By Emily Posner, NLG Weinglass Fellow

Over the past two years, the Letcher Governance Project (LGP), Coalition to Fight Toxic Prisons (CFTC) and Abolitionist Law Center (ALC) have worked in collaboration to stop the Bureau of Prisons’ (BOP) proposal to build a new penitentiary on top of a former mountain top removal site used for coal mining in Letcher County, Kentucky.

The proposal initiated an environmental review process required by the National Environmental Protection Act (NEPA). In turn, the BOP has held multiple public meetings and comment periods about its Environmental Impact Statement (EIS). The EIS outlines the actions taken by the agency in considering all of the environmental consequences of a project prior to finalizing its decision to move forward. With its appendixes, the EIS was well over 1,000 pages. The BOP made it available online and at public libraries in Letcher County. The NEPA process for this project will conclude once the BOP issue a record of decision (ROD) concerning the EIS.
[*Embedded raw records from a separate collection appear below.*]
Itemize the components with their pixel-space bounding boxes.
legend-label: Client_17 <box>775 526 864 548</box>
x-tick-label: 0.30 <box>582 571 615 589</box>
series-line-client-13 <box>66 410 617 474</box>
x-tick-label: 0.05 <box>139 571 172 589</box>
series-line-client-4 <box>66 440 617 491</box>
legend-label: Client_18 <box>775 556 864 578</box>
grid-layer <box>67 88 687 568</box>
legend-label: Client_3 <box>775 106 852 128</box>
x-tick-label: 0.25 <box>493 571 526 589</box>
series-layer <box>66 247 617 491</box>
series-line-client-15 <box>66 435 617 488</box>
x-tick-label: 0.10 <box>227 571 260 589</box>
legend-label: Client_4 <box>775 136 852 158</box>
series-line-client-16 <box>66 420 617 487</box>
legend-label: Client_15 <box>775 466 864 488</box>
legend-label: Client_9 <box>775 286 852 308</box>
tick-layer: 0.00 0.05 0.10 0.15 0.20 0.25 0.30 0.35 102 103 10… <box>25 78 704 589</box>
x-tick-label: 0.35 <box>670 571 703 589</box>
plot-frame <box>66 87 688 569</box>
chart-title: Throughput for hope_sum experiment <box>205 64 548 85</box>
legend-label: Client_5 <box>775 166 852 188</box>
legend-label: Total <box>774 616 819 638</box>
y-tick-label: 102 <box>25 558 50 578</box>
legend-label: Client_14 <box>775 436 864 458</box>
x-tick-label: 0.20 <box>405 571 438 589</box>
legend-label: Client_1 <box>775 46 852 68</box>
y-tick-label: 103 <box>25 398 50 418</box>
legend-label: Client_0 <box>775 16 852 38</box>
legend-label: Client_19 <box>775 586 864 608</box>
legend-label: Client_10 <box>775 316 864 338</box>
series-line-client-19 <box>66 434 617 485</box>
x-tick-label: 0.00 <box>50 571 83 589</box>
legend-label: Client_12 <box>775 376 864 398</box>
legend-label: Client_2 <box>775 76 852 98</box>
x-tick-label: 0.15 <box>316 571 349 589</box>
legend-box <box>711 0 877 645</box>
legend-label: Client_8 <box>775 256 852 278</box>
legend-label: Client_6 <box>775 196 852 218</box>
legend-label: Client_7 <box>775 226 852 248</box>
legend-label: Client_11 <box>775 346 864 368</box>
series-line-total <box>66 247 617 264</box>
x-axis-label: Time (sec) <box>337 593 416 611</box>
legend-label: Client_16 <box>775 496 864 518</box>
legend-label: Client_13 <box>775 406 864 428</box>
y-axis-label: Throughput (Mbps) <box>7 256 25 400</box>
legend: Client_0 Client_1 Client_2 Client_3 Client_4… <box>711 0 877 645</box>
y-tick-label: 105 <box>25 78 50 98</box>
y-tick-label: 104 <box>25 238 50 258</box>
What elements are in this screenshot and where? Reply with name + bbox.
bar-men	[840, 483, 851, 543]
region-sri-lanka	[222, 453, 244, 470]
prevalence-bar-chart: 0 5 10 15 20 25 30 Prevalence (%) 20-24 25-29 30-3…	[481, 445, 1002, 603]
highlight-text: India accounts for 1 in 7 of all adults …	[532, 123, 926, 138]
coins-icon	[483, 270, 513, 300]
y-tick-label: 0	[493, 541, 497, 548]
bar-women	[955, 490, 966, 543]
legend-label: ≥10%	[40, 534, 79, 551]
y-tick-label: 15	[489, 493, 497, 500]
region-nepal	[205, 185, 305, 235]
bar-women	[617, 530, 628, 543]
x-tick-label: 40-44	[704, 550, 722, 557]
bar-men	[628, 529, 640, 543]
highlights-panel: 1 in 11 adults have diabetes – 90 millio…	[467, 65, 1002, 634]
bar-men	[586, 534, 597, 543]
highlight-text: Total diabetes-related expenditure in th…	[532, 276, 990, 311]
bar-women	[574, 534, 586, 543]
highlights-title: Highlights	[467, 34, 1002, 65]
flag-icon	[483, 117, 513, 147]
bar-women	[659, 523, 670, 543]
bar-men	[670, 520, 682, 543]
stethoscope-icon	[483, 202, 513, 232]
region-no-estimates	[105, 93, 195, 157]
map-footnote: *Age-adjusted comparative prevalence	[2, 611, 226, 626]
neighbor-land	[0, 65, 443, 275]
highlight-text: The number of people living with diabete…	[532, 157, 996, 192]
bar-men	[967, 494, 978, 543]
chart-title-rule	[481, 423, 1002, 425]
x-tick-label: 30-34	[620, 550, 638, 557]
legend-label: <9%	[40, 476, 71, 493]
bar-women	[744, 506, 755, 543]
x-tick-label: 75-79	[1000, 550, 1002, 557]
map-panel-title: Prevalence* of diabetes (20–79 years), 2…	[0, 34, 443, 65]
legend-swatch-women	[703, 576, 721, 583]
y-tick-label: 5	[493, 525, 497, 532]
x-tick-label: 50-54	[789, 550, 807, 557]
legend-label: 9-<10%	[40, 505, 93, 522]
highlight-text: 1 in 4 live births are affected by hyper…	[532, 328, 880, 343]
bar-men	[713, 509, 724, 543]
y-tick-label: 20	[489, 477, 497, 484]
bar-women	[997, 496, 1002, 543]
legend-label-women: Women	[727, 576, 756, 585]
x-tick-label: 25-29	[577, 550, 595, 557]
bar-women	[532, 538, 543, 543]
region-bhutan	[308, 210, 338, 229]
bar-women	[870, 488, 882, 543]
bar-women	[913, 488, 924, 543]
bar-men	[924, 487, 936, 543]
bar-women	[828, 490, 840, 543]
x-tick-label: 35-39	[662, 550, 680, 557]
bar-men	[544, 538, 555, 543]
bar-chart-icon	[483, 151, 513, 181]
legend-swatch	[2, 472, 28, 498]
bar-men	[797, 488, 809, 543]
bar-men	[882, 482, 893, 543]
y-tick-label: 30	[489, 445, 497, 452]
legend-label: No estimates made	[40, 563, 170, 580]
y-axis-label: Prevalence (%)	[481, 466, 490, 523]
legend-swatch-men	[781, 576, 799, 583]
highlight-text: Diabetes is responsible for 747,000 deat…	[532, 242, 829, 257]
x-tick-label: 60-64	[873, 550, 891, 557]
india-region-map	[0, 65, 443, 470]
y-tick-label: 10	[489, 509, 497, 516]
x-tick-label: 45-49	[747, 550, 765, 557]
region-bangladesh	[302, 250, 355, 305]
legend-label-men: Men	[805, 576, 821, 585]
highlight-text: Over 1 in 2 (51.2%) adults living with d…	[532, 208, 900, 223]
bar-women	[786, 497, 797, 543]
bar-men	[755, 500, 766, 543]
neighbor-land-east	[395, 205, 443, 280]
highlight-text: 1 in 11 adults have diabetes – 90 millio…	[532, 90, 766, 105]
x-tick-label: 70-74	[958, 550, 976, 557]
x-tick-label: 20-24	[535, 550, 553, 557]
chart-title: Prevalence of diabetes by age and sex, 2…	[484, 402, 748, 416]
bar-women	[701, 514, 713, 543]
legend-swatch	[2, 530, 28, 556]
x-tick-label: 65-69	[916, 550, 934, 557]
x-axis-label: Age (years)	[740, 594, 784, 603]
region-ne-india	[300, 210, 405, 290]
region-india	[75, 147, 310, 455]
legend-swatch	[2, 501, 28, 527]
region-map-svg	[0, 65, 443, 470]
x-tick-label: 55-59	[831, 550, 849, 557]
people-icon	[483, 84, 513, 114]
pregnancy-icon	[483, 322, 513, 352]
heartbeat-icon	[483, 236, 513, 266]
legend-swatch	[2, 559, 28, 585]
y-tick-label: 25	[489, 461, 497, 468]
At each opportunity for public participation, LGP, CFTC and ALC submitted in-depth comments that outlined our opposition to the project due to its serious environmental, social and economic impacts. We also organized the submission of expert comments from a prison administrator, environmental engineer, and endangered bat surveyor.

We also asked 500+ federal inmates to submit comments to the BOP about how they did not have access to the EIS, which made it impossible for them to submit any form of meaningful comment to the BOP about this project that will deeply impact them.

We hold that both NEPA’s implementing regulations and the BOP’s internal policies required the agency to make the EIS available to inmates at their facilities’ law libraries. By not making the EIS accessible to federal inmates, we believe that the BOP did not comply with the process mandated by NEPA.

To date, the BOP has not published an ROD. If the BOP does publish an ROD, the release of that document allows those individuals and organizations who commented on the EIS the opportunity to sue the agency under NEPA.

Meanwhile, through the support of a Weinglass Fellowship, the NLG has supported my firm in coordinating with the federal inmates who are opposed to this project. While there is no judicial precedent on this issue, we believe that the Prison Litigation Reform Act (PRLA) adds an additional administrative process on inmates who may wish to challenge the legality of the EIS. Consequently, through the support of the NLG, we are maintaining contact with approximately 50 inmates as they administratively exhaust their grievances with this proposed project.

As we wait for an ROD, our attention has also turned to Congress to put pressure on its members to pull the funding for this project. In 2016, at the behest of Kentucky Representative Hal Rogers, Congress allocated $444 million to build this unnecessary prison in a location that puts at risk the health of inmates, correctional officers and their families.

Recently, the Department of Justice (DOJ)(who also oversees the BOP) informed Congress in its proposed FY2018 Performance Budget that there is no longer a need to build this particular prison due to a declining federal prison population and the availability of more “efficient and cost-effective ways” to expand prison capacity than building a massive new facility. The DOJ’s perspective calls into question the BOP’s purported purpose and need for this project. Above all, it demonstrates that in reality this prison exemplifies unnecessary pork barrel spending on the part of the federal government.

Please don’t hesitate to call the US Capitol switchboard at 202-224-3121 to voice your support of rescinding funding for the Letcher prison to your Senator and Representative.